Cho sempre foi uma mulher ambiciosa, desde alguns anos que toda sua família era assim... em umas poucas décadas, a base de astucia e um ou outro truque, os Chang tinham alcançado uma posição privilegiada na sociedade.
Quando as desavenças entre parlamentaristas e realistas explodiram no país, eles se aliaram ao Rei, esperando que, ao finalizar o conflito, fossem muito bem recompensados por sua lealdade a coroa. Desta maneira, a família Chang começou a 'limpar' o caminho do Rei, livrando-o de poderosos inimigos.
Um dos planos de Jim Chang era casar sua filha com o herdeiro da família Malfoy, Draco, embora tenha se encontrado com um obstáculo ao tentar realizar seu projeto. O jovem Malfoy estava comprometido com Débora Potter desde alguns anos, mas ela podia desaparecer, morrer talvez, deixando o caminho livre para sua filha.
Foi fácil para Cho se fazer passar por um 'admirador secreto' da jovem Potter. Escrevia cartas românticas e enviava pequenos presentes regularmente. Entre esses presentes, estavam uns finos chocolates... chocolates especiais... os quais tinham um recheio muito especial.
Débora nunca imaginou que seu admirador a levaria à morte. Ela com gosto recebia as atenções de seu admirador, detalhes que aumentavam seu ego e vaidade.
A saúde de Débora começou a decair lentamente, os médicos que a revisaram não encontraram a razão para o mal-estar da garota. O veneno lentamente realizava seu trabalho, até que finalmente um dia a jovem deixou de existir.
A primeira fase do plano estava terminada.
Os integrantes da família Chang assistiram ao funeral de Débora. Cho, naquela ocasião, pode ver o seu objetivo, o herdeiro Malfoy.
Durante sua infância tinha conhecido Draco, mas não o tinha visto mais desde um par de anos. O jovem era realmente bonito, não seria uma moléstia aproximar-se dele.
Draco se encontrava junto aos pais e irmão de Débora, um garoto desalinhado e sem muita graça, recebendo as condolências pela morte de sua prometida. Cho nunca esperou vê-lo desesperado, mas seu rosto naquele momento não demonstrava nenhuma emoção, se aproximou até o jovem e lhe deu seus pêsames derramando algumas lágrimas, ele somente assentiu, dedicando-lhe apenas um olhar.

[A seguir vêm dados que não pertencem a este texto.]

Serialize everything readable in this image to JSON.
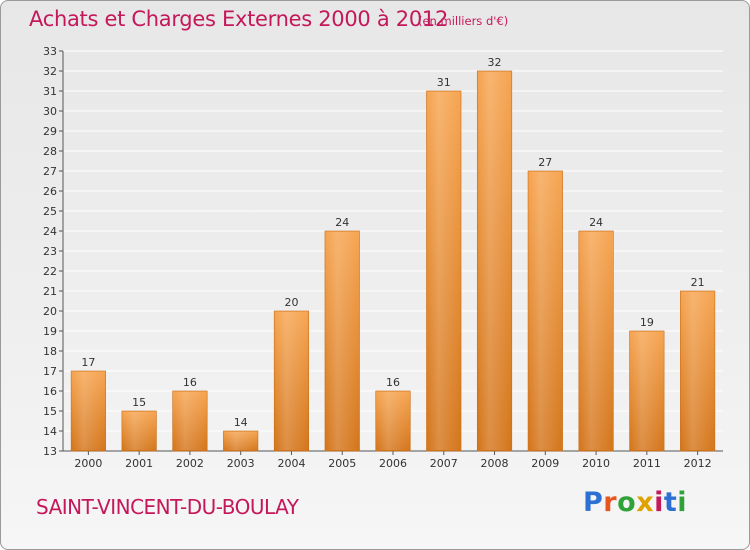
{
  "header": {
    "title": "Achats et Charges Externes 2000 à 2012",
    "subtitle": "(en milliers d'€)"
  },
  "footer": {
    "town": "SAINT-VINCENT-DU-BOULAY",
    "logo_text": "Proxiti",
    "logo_colors": [
      "#2e6fd3",
      "#e8561f",
      "#2fa33a",
      "#e0a200",
      "#c4185a",
      "#2e6fd3",
      "#2fa33a"
    ]
  },
  "chart_data": {
    "type": "bar",
    "title": "Achats et Charges Externes 2000 à 2012",
    "subtitle": "(en milliers d'€)",
    "xlabel": "",
    "ylabel": "",
    "categories": [
      "2000",
      "2001",
      "2002",
      "2003",
      "2004",
      "2005",
      "2006",
      "2007",
      "2008",
      "2009",
      "2010",
      "2011",
      "2012"
    ],
    "values": [
      17,
      15,
      16,
      14,
      20,
      24,
      16,
      31,
      32,
      27,
      24,
      19,
      21
    ],
    "ylim": [
      13,
      33
    ],
    "yticks": [
      13,
      14,
      15,
      16,
      17,
      18,
      19,
      20,
      21,
      22,
      23,
      24,
      25,
      26,
      27,
      28,
      29,
      30,
      31,
      32,
      33
    ],
    "grid": true,
    "legend": "none",
    "data_labels": true,
    "colors": {
      "bar_light": "#f6a552",
      "bar_dark": "#d4761c",
      "grid": "#ffffff"
    }
  }
}
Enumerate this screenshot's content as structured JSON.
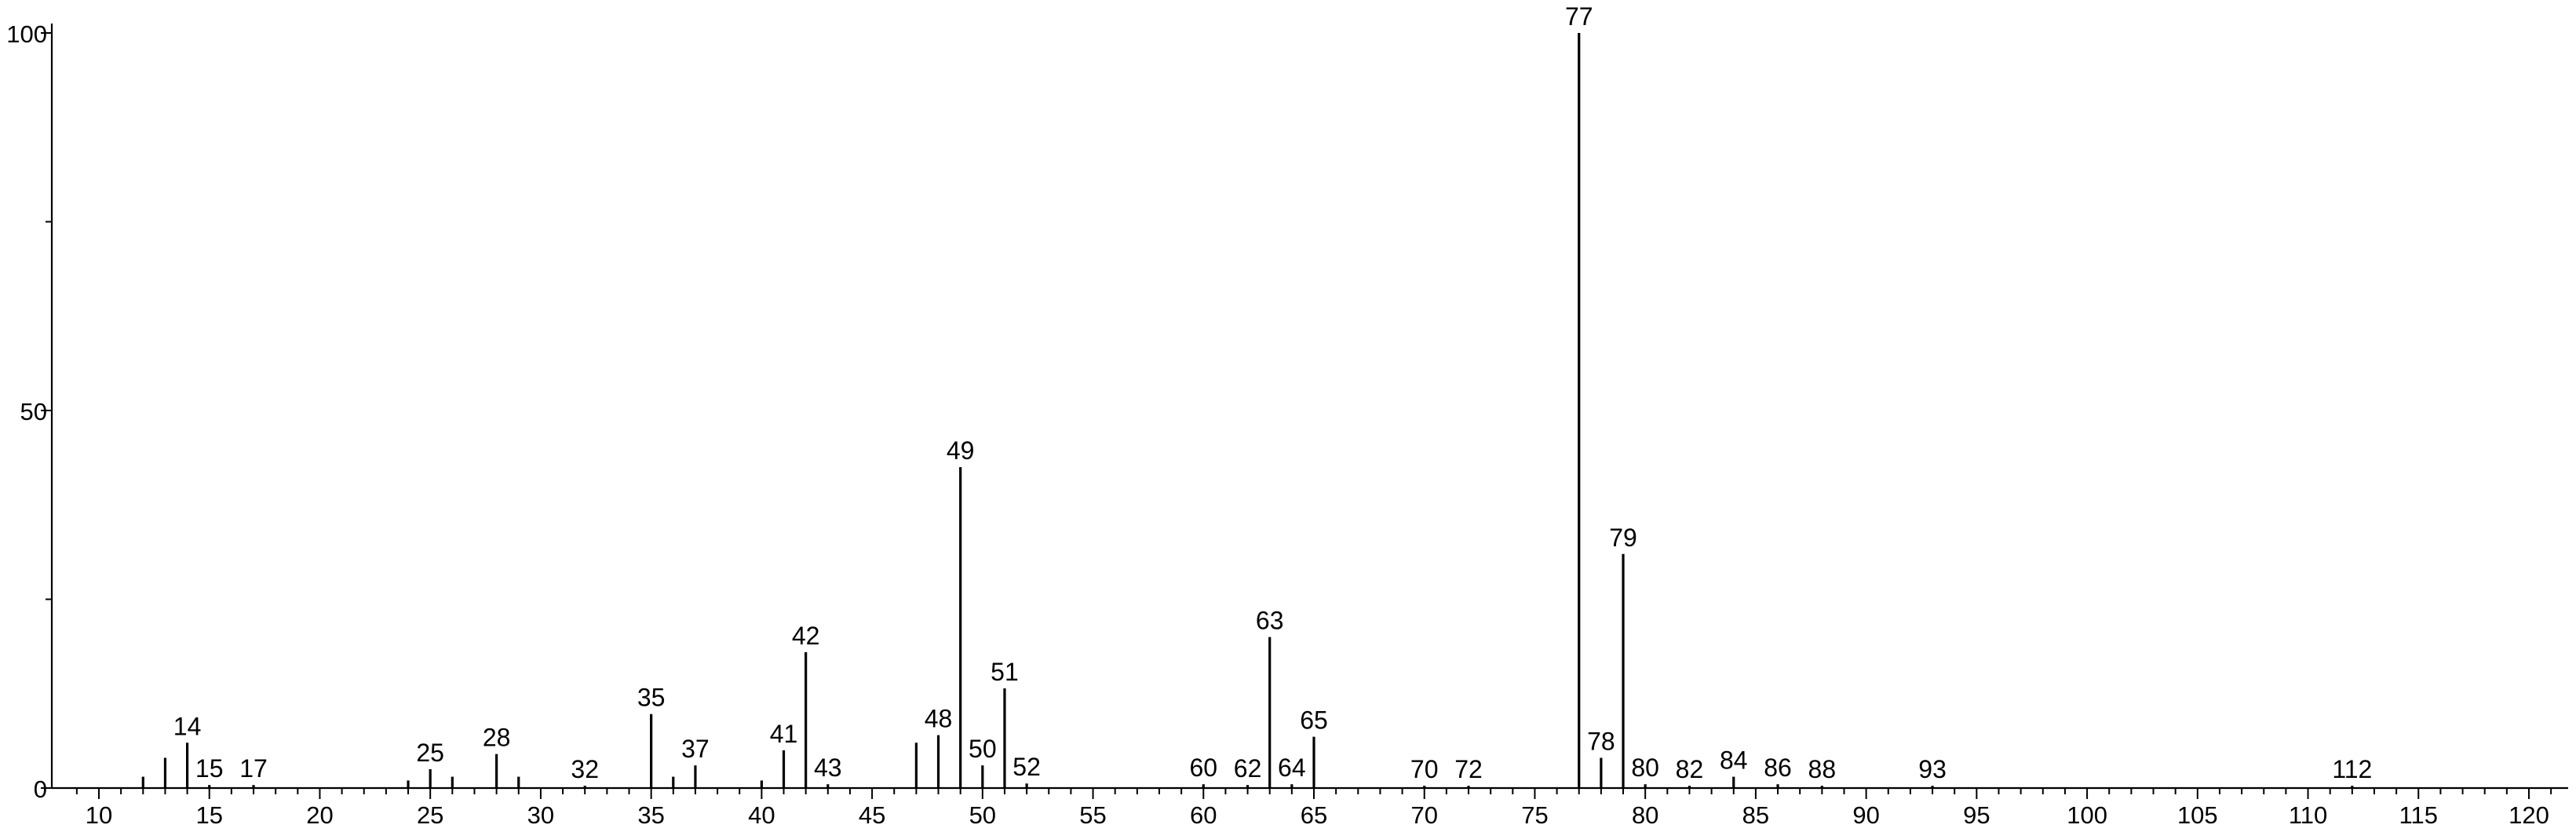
{
  "chart_data": {
    "type": "bar",
    "title": "",
    "xlabel": "",
    "ylabel": "",
    "xlim": [
      8,
      122
    ],
    "ylim": [
      0,
      100
    ],
    "x_ticks": [
      10,
      15,
      20,
      25,
      30,
      35,
      40,
      45,
      50,
      55,
      60,
      65,
      70,
      75,
      80,
      85,
      90,
      95,
      100,
      105,
      110,
      115,
      120
    ],
    "y_ticks": [
      0,
      50,
      100
    ],
    "grid": false,
    "series": [
      {
        "x": [
          12,
          13,
          14,
          15,
          17,
          24,
          25,
          26,
          28,
          29,
          32,
          35,
          36,
          37,
          40,
          41,
          42,
          43,
          47,
          48,
          49,
          50,
          51,
          52,
          60,
          62,
          63,
          64,
          65,
          70,
          72,
          77,
          78,
          79,
          80,
          82,
          84,
          86,
          88,
          93,
          112
        ],
        "values": [
          1.5,
          4,
          6,
          0.4,
          0.4,
          1,
          2.5,
          1.5,
          4.5,
          1.5,
          0.3,
          9.8,
          1.5,
          3,
          1,
          5,
          18,
          0.5,
          6,
          7,
          42.5,
          3,
          13.2,
          0.6,
          0.5,
          0.4,
          20,
          0.5,
          6.8,
          0.3,
          0.3,
          100,
          4,
          31,
          0.5,
          0.3,
          1.5,
          0.5,
          0.3,
          0.3,
          0.3
        ]
      }
    ],
    "peak_labels": [
      {
        "x": 14,
        "label": "14"
      },
      {
        "x": 15,
        "label": "15"
      },
      {
        "x": 17,
        "label": "17"
      },
      {
        "x": 25,
        "label": "25"
      },
      {
        "x": 28,
        "label": "28"
      },
      {
        "x": 32,
        "label": "32"
      },
      {
        "x": 35,
        "label": "35"
      },
      {
        "x": 37,
        "label": "37"
      },
      {
        "x": 41,
        "label": "41"
      },
      {
        "x": 42,
        "label": "42"
      },
      {
        "x": 43,
        "label": "43"
      },
      {
        "x": 48,
        "label": "48"
      },
      {
        "x": 49,
        "label": "49"
      },
      {
        "x": 50,
        "label": "50"
      },
      {
        "x": 51,
        "label": "51"
      },
      {
        "x": 52,
        "label": "52"
      },
      {
        "x": 60,
        "label": "60"
      },
      {
        "x": 62,
        "label": "62"
      },
      {
        "x": 63,
        "label": "63"
      },
      {
        "x": 64,
        "label": "64"
      },
      {
        "x": 65,
        "label": "65"
      },
      {
        "x": 70,
        "label": "70"
      },
      {
        "x": 72,
        "label": "72"
      },
      {
        "x": 77,
        "label": "77"
      },
      {
        "x": 78,
        "label": "78"
      },
      {
        "x": 79,
        "label": "79"
      },
      {
        "x": 80,
        "label": "80"
      },
      {
        "x": 82,
        "label": "82"
      },
      {
        "x": 84,
        "label": "84"
      },
      {
        "x": 86,
        "label": "86"
      },
      {
        "x": 88,
        "label": "88"
      },
      {
        "x": 93,
        "label": "93"
      },
      {
        "x": 112,
        "label": "112"
      }
    ]
  }
}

A principal razão para assistir ao funeral tinha sido para ver Draco e preparar o terreno para sua arremetida mais adiante. Primeiro tinha que deixar passar um tempo prudente de luto. No entanto, ao voltar ao ataque encontrou sua presa casada e nada mais e nada menos que com o garoto que ela apenas observou durante o funeral. Do jovem sem graça, segundo seu parecer, restava pouco. Suas roupas tinham mudado e pode ver o quão belo era.
Como foi tão estúpida?
Deveria ter pensado que em tempos de guerra, a maioria das formalidades não são levadas em consideração, por isso não podia se surpreender ao ver que os Potter e Malfoy tinham concluído a aliança de todas formas, simplesmente trocando a noiva, pelo irmão desta.
Ao chegar a Mansão e encontrar a Harry Malfoy, Cho ferveu de raiva, mas não podia deixar-se dominar por ela. Tinha que pensar num novo plano... talvez sim conseguisse a fortuna Malfoy, mas esta vez através de Harry. Conseguindo se desfazer de Draco, depois podia consolar o viúvo.

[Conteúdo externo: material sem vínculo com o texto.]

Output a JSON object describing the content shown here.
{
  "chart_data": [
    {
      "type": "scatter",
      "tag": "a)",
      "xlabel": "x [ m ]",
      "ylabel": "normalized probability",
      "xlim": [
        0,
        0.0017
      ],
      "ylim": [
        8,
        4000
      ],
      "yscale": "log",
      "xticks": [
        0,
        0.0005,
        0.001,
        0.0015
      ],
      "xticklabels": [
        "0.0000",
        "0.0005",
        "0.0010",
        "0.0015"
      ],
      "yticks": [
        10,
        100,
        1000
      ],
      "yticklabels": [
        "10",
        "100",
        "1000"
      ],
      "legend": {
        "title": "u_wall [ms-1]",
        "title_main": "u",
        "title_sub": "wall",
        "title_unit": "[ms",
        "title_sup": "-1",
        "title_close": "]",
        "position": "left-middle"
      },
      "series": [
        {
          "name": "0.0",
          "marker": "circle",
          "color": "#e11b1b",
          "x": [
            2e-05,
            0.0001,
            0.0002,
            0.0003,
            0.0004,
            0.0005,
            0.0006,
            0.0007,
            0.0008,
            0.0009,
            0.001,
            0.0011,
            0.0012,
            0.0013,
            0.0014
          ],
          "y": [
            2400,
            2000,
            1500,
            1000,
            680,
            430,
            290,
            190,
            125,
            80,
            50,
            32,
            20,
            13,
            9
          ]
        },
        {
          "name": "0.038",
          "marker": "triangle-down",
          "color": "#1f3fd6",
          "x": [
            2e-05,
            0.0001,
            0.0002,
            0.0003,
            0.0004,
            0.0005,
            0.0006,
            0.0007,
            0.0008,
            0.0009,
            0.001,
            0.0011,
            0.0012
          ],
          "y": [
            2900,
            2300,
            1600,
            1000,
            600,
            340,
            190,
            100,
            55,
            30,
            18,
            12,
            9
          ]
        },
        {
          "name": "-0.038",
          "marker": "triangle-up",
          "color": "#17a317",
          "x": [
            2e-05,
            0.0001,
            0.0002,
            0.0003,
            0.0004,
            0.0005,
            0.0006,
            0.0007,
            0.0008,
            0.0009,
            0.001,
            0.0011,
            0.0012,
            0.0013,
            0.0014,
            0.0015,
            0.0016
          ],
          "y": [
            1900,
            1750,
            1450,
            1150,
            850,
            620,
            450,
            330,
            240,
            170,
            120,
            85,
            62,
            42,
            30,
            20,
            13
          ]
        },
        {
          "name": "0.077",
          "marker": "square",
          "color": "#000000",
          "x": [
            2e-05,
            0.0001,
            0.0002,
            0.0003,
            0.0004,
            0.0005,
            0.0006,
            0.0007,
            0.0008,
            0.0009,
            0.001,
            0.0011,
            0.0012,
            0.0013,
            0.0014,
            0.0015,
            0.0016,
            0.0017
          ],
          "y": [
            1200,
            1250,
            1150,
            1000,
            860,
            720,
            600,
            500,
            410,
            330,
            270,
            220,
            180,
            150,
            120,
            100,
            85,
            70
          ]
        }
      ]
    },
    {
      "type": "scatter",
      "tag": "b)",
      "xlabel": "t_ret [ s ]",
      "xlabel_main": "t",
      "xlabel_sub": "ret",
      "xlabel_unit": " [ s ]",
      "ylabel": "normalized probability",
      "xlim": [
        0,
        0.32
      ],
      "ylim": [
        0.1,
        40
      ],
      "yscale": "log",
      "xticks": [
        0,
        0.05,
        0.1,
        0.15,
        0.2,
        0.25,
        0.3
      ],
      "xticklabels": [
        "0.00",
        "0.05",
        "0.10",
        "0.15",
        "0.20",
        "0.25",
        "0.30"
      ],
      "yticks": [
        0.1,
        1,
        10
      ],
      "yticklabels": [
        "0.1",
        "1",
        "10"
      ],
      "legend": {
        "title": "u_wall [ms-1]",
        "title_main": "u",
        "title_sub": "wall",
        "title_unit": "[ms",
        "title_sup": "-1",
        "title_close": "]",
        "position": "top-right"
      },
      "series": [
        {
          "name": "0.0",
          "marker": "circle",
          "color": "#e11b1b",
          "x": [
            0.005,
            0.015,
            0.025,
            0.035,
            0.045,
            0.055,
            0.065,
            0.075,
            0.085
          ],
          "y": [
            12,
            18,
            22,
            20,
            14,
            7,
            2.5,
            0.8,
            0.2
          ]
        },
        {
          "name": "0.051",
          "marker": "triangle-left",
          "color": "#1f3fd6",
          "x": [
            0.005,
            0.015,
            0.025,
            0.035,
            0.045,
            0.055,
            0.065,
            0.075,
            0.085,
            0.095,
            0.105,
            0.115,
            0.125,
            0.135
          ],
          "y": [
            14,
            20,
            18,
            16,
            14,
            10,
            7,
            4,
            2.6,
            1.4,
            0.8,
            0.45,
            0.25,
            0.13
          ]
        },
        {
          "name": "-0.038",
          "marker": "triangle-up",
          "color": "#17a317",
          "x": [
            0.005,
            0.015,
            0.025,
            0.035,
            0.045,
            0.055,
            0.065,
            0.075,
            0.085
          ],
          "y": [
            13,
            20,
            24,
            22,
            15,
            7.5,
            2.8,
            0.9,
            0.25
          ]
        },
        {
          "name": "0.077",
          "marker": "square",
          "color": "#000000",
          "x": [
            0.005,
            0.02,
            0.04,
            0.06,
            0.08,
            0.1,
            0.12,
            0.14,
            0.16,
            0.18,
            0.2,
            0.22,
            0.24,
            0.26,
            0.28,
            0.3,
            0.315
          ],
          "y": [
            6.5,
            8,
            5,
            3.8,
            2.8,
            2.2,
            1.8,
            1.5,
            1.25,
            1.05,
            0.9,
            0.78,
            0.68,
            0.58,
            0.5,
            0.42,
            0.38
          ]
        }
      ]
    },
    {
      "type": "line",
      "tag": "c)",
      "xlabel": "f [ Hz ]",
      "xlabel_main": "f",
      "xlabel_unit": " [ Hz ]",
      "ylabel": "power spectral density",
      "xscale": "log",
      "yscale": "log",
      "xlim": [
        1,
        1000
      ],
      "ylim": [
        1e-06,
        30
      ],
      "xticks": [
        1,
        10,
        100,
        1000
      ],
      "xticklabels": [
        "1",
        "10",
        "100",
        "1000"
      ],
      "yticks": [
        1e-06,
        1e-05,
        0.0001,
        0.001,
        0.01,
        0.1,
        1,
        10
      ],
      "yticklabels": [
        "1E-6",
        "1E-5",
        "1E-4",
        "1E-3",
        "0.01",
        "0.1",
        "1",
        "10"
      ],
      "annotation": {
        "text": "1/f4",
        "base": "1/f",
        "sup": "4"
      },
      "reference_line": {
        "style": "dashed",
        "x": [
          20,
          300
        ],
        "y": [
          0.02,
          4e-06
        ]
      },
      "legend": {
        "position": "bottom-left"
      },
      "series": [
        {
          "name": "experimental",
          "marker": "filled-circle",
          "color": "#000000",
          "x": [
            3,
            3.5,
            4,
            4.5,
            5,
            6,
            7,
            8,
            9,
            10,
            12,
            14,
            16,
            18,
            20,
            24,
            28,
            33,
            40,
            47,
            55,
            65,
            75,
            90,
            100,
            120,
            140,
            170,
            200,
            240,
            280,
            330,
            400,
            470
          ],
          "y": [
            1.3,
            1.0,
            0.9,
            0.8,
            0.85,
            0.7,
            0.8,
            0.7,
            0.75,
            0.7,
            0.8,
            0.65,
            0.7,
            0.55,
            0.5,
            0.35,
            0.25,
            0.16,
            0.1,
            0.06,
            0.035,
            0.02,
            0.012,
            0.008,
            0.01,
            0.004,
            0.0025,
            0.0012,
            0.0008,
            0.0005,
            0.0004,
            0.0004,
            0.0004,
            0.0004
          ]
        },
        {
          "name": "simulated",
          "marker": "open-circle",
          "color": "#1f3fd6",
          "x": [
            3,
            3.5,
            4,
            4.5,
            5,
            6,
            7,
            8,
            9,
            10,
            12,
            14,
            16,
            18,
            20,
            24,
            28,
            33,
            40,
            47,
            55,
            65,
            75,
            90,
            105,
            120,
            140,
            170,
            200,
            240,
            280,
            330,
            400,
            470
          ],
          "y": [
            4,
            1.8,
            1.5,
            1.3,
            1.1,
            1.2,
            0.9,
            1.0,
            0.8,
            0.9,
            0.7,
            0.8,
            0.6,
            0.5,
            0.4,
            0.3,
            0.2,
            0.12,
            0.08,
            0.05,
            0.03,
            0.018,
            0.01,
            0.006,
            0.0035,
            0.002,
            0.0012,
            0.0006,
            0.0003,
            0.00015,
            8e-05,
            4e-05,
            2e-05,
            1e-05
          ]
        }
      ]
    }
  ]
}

Com passos calculados começou a aproximar do jovem, coisa que não era simples pela presença de Hermione Snape e Ronald Weasley. Ambos não deixavam o moreno nem a sol nem a sombra, mas ainda assim conseguiu conversar com Harry em algumas ocasiões.

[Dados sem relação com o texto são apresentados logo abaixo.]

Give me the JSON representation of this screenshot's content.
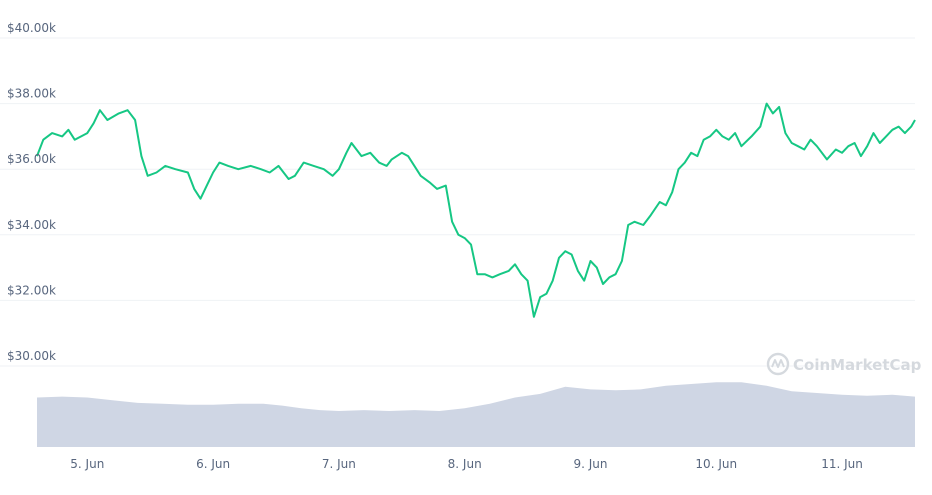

Pouco tempo depois de chegar ao lugar, pode notar que a relação de Draco com seu esposo não era tão próxima, ou isso pareceu até a manhã que os encontrou beijando-se em um dos corredores da mansão.
Começava a sentir-se frustrada, nada saia como ela esperava. Uma carta de seu pai a urgiu a acelerar seu trabalho, o rei tinha escapado buscando refugio com os escoceses, o cenário estava bem instável. Nesta ocasião, Jim Chang agregou que se não podia conseguir a fortuna Malfoy que eliminasse o problema e retornasse logo para casa, porque dependendo das circunstancias, talvez fossem embora do país.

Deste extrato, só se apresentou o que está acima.